If we're satisfied with the "roll forward" of the dataplane, we'll then roll it back. Just to make sure we can. And we'll have eyes on the same data & alerts.

Finding issues in Dev and Beyond

If an Istio release gets past testing then we're almost certain it will make it to production. However, there is always the risk of novel failures that we were missing tests for that would manifest once Istio is mixed with the variety of applications that Auto Trader deploy.

Dev contains about 25% of our core and most critical applications. We leave Istio in here for a day or two to detect any incompatibilities with the deployed applications. Any problems, we roll back and recreate the issue with a test in our testing environment.

From there we move into Preprod which is a 100% like-for-like copy of our Production environment. Typically we'll leave Istio here for around about a week as we've been bitten by some slow burning issues in the past like MTLS certificate renewal.

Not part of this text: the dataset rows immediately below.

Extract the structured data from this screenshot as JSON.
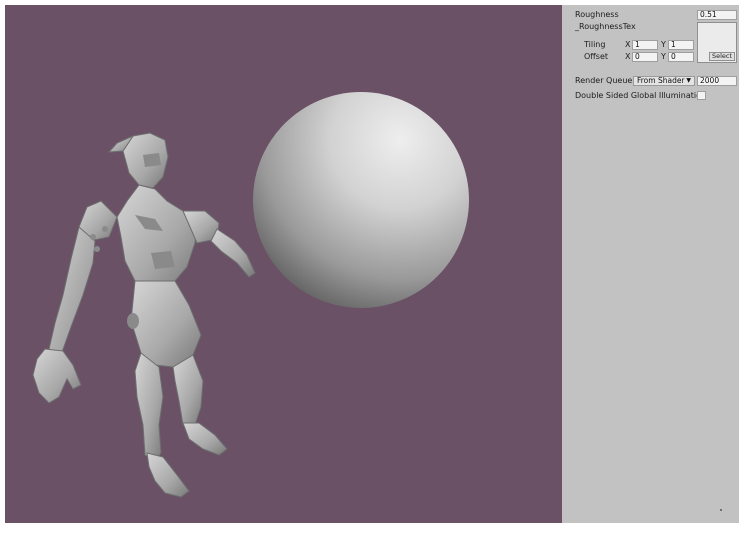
{
  "inspector": {
    "roughness": {
      "label": "Roughness",
      "value": "0.51"
    },
    "roughness_tex": {
      "label": "_RoughnessTex",
      "select_label": "Select",
      "tiling": {
        "label": "Tiling",
        "x_label": "X",
        "x": "1",
        "y_label": "Y",
        "y": "1"
      },
      "offset": {
        "label": "Offset",
        "x_label": "X",
        "x": "0",
        "y_label": "Y",
        "y": "0"
      }
    },
    "render_queue": {
      "label": "Render Queue",
      "option": "From Shader",
      "value": "2000"
    },
    "double_sided_gi": {
      "label": "Double Sided Global Illumination",
      "checked": false
    }
  },
  "viewport": {
    "background": "#6a5166",
    "objects": [
      "sphere",
      "armored-character-model"
    ]
  },
  "colors": {
    "inspector_bg": "#c2c2c2",
    "field_bg": "#f3f3f3"
  }
}
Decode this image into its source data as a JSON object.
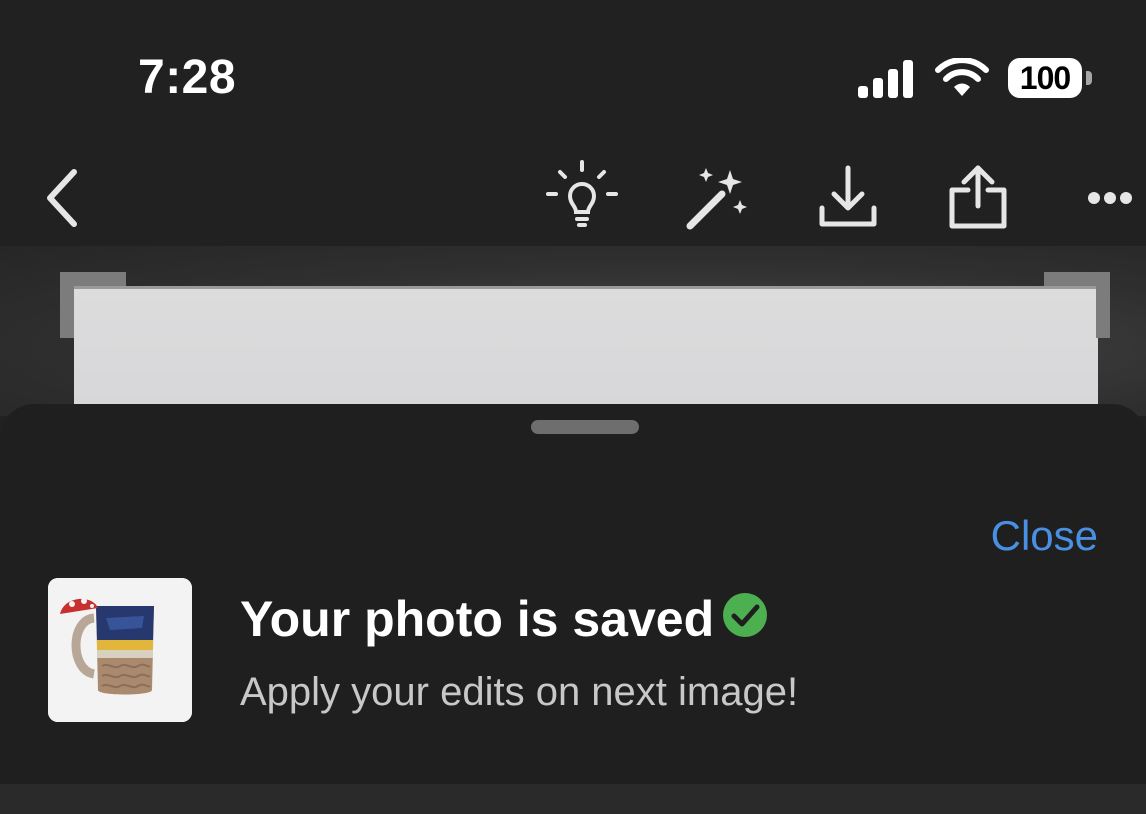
{
  "status_bar": {
    "time": "7:28",
    "battery": "100",
    "signal_icon": "cellular-signal-icon",
    "wifi_icon": "wifi-icon"
  },
  "toolbar": {
    "back_icon": "back-chevron-icon",
    "icons": [
      "lightbulb-icon",
      "magic-wand-icon",
      "download-icon",
      "share-icon",
      "more-icon"
    ]
  },
  "sheet": {
    "close_label": "Close",
    "title": "Your photo is saved",
    "subtitle": "Apply your edits on next image!",
    "status_icon": "check-circle-icon"
  },
  "colors": {
    "background": "#212121",
    "sheet": "#1f1f1f",
    "accent": "#4a90e2",
    "success": "#4caf50",
    "text_primary": "#ffffff",
    "text_secondary": "#c8c8c8"
  }
}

At this point, we're confident it'll be OK to hit production, so that's where it goes. In the unexpected event we have an issue in production, we have bcp as a cold standby running the previous version of Istio that we can route traffic to. I honestly cannot remember the last time we had a service impacting issue in Production as a result of an Istio release.

Summary

Hopefully this gives you some insight as to how we manage Istio releases at Auto Trader. Sure, it isn't as simple as deploying the operator and a single YAML file, but we've got an excellent track record of production release of Istio since the alpha days without service impact so I firmly believe investing in your CI pipeline for Istio will pay dividends.

I also know that it sounds like a lot of work - but the vast majority of it is fully automated. Realistically Auto Trader spend around 2-3 days per quarter upgrading Istio if it goes to plan, 5-10 days if it doesn't.